EGAD: Evolving Graph Representation Learning with Self-Attention and Knowledge Distillation for Live Video Streaming Events

TL;DR

This paper introduces EGAD, a dynamic graph learning model with self-attention and knowledge distillation, to improve link prediction accuracy and reduce inference latency in live video streaming networks.

Contribution

EGAD combines self-attention with graph convolutional networks and employs knowledge distillation to create a lightweight model suitable for real-time streaming scenarios.

Findings

EGAD achieves high link prediction accuracy on real-world streaming datasets.

The model can be compressed up to 15:100 ratio with minimal accuracy loss.

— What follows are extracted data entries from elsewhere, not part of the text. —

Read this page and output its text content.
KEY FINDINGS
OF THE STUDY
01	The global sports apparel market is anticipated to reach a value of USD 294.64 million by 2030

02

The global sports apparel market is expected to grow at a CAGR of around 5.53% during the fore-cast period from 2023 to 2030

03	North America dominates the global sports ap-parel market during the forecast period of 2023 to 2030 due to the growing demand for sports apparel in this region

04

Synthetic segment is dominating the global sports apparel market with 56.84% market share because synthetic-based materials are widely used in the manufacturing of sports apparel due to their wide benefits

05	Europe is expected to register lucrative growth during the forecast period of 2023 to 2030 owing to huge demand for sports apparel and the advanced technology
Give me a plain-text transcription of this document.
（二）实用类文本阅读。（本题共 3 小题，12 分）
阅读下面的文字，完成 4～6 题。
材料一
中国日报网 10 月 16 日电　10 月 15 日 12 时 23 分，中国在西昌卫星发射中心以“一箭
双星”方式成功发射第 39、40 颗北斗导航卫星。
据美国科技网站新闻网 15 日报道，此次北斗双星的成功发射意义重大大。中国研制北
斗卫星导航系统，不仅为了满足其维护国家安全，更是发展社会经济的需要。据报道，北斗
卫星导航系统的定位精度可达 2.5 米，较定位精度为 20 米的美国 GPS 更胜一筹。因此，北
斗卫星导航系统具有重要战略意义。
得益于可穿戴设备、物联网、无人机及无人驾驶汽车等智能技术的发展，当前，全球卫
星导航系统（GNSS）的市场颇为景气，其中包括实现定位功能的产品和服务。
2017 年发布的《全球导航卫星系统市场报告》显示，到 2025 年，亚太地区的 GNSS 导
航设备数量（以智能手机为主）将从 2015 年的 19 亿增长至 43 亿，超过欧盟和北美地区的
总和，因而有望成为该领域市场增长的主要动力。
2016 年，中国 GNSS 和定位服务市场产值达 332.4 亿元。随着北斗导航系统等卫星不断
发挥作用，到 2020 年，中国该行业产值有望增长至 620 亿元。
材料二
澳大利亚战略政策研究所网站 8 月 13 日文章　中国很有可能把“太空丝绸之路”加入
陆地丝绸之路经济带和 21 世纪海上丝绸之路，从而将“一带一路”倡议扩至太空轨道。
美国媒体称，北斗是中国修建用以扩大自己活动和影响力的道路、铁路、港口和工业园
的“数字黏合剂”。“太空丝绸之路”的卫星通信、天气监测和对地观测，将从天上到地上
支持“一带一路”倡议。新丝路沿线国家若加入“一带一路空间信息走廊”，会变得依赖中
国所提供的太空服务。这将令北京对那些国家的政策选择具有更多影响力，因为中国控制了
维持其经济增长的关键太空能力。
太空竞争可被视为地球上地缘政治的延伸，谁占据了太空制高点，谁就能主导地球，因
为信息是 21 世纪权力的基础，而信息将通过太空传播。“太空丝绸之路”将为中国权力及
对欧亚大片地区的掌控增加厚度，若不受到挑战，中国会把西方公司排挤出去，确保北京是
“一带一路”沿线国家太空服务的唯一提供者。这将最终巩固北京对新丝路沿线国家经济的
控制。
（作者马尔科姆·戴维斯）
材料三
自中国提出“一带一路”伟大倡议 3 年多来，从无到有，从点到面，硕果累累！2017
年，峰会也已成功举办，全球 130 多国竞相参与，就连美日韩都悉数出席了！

It outperforms state-of-the-art approaches in both accuracy and parameter efficiency.

Abstract

In this study, we present a dynamic graph representation learning model on weighted graphs to accurately predict the network capacity of connections between viewers in a live video streaming event. We propose EGAD, a neural network architecture to capture the graph evolution by introducing a self-attention mechanism on the weights between consecutive graph convolutional networks. In addition, we account for the fact that neural architectures require a huge amount of parameters to train, thus increasing the online inference latency and negatively influencing the user experience in a live video streaming event. To address the problem of the high online inference of a vast number of parameters, we propose a knowledge distillation strategy. In particular, we design a distillation loss function, aiming to first pretrain a teacher model on offline data, and then transfer the knowledge from the teacher to a smaller student model with less parameters. We evaluate our proposed model on the link prediction task on three real-world datasets, generated by live video streaming events. The events lasted 80 minutes and each viewer exploited the distribution solution provided by the company Hive Streaming AB. The experiments demonstrate the effectiveness of the proposed model in terms of link prediction accuracy and number of required parameters, when evaluated against state-of-the-art approaches. In addition, we study the distillation performance of the proposed model in terms of compression ratio for different distillation strategies, where we show that the proposed model can achieve a compression ratio up to 15:100, preserving high link prediction accuracy. For reproduction purposes, our evaluation datasets and implementation are publicly available at https://stefanosantaris.github.io/EGAD.